By way of explanation I have worked in wine storage at multiple facilities, currently Manhattan Wine Company. In my experience most “full inventory control” (not private locker) facilities charge by the piece (i.e., the box, any discrete object). Given the broad spectrum of box sizes, shapes, types, this can add to overall storage costs. The most compelling argument I have heard in favor of this is that the storage company is responsible for each piece. That is, any given piece can be misplaced, lost, broken. Thus charging by the piece spreads the risk in the broadest fashion should something go awry.

Wearing my wine collector hat, I don’t necessarily agree but the explanation is not entirely without merit. And, FWIW, most logistics work is done by the piece count which creates a correlation with storage.

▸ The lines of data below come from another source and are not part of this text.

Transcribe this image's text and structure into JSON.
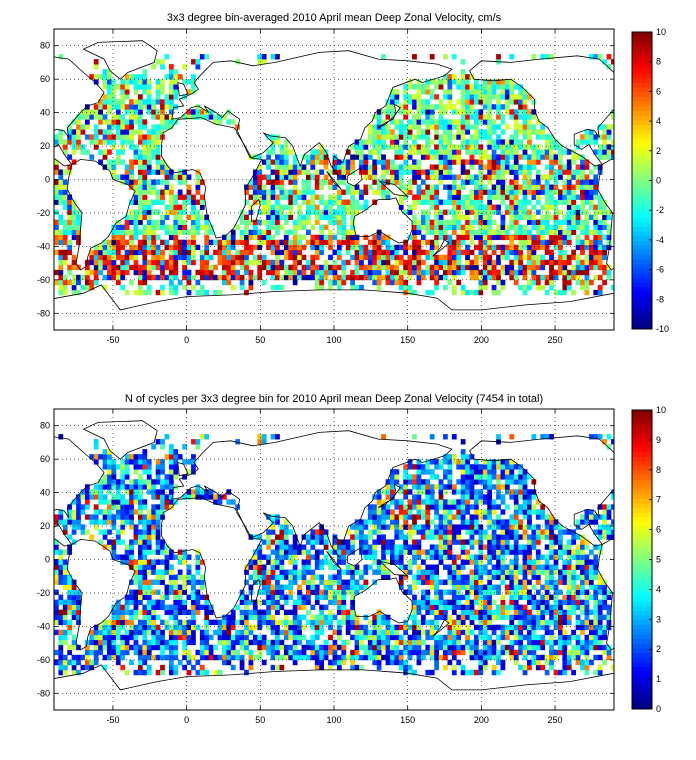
{
  "chart_data": [
    {
      "type": "heatmap",
      "title": "3x3 degree bin-averaged 2010 April mean Deep Zonal Velocity, cm/s",
      "xlim": [
        -90,
        290
      ],
      "ylim": [
        -90,
        90
      ],
      "xticks": [
        -50,
        0,
        50,
        100,
        150,
        200,
        250
      ],
      "yticks": [
        80,
        60,
        40,
        20,
        0,
        -20,
        -40,
        -60,
        -80
      ],
      "grid": true,
      "bin_size_deg": 3,
      "colorbar": {
        "min": -10,
        "max": 10,
        "ticks": [
          10,
          8,
          6,
          4,
          2,
          0,
          -2,
          -4,
          -6,
          -8,
          -10
        ],
        "colormap": "jet"
      },
      "background": "land outlines (coastline map)"
    },
    {
      "type": "heatmap",
      "title": "N of cycles per 3x3 degree bin for 2010 April mean Deep Zonal Velocity (7454 in total)",
      "xlim": [
        -90,
        290
      ],
      "ylim": [
        -90,
        90
      ],
      "xticks": [
        -50,
        0,
        50,
        100,
        150,
        200,
        250
      ],
      "yticks": [
        80,
        60,
        40,
        20,
        0,
        -20,
        -40,
        -60,
        -80
      ],
      "grid": true,
      "bin_size_deg": 3,
      "total_cycles": 7454,
      "colorbar": {
        "min": 0,
        "max": 10,
        "ticks": [
          10,
          9,
          8,
          7,
          6,
          5,
          4,
          3,
          2,
          1,
          0
        ],
        "colormap": "jet"
      },
      "background": "land outlines (coastline map)"
    }
  ]
}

That said, MWC instead bills on a 9 liter basis (the equivalent of one 12-bottle case of 750ML bottles). So, for example, if you have 6 magnums in 6 individual boxes, that would equate to one billable case. The underlying motivation is to not penalize clients for odd sized cases or collecting large format bottles, etc. This strikes me as fairer although it does add to back office work and sometimes may confuse a client who has X number of boxes but Y number of 9L equivalents. With this methodology MWC bears the cost of any empty slots in cases.

Again, in my experience most of the US does not have “full service” storage companies so it’s locker storage options where the above is moot. It’s up to you to cram as much as possible into the locker. It’s largely major metropolitan areas where full service vendors exist and the whole question raised here comes into play. Hope this helps.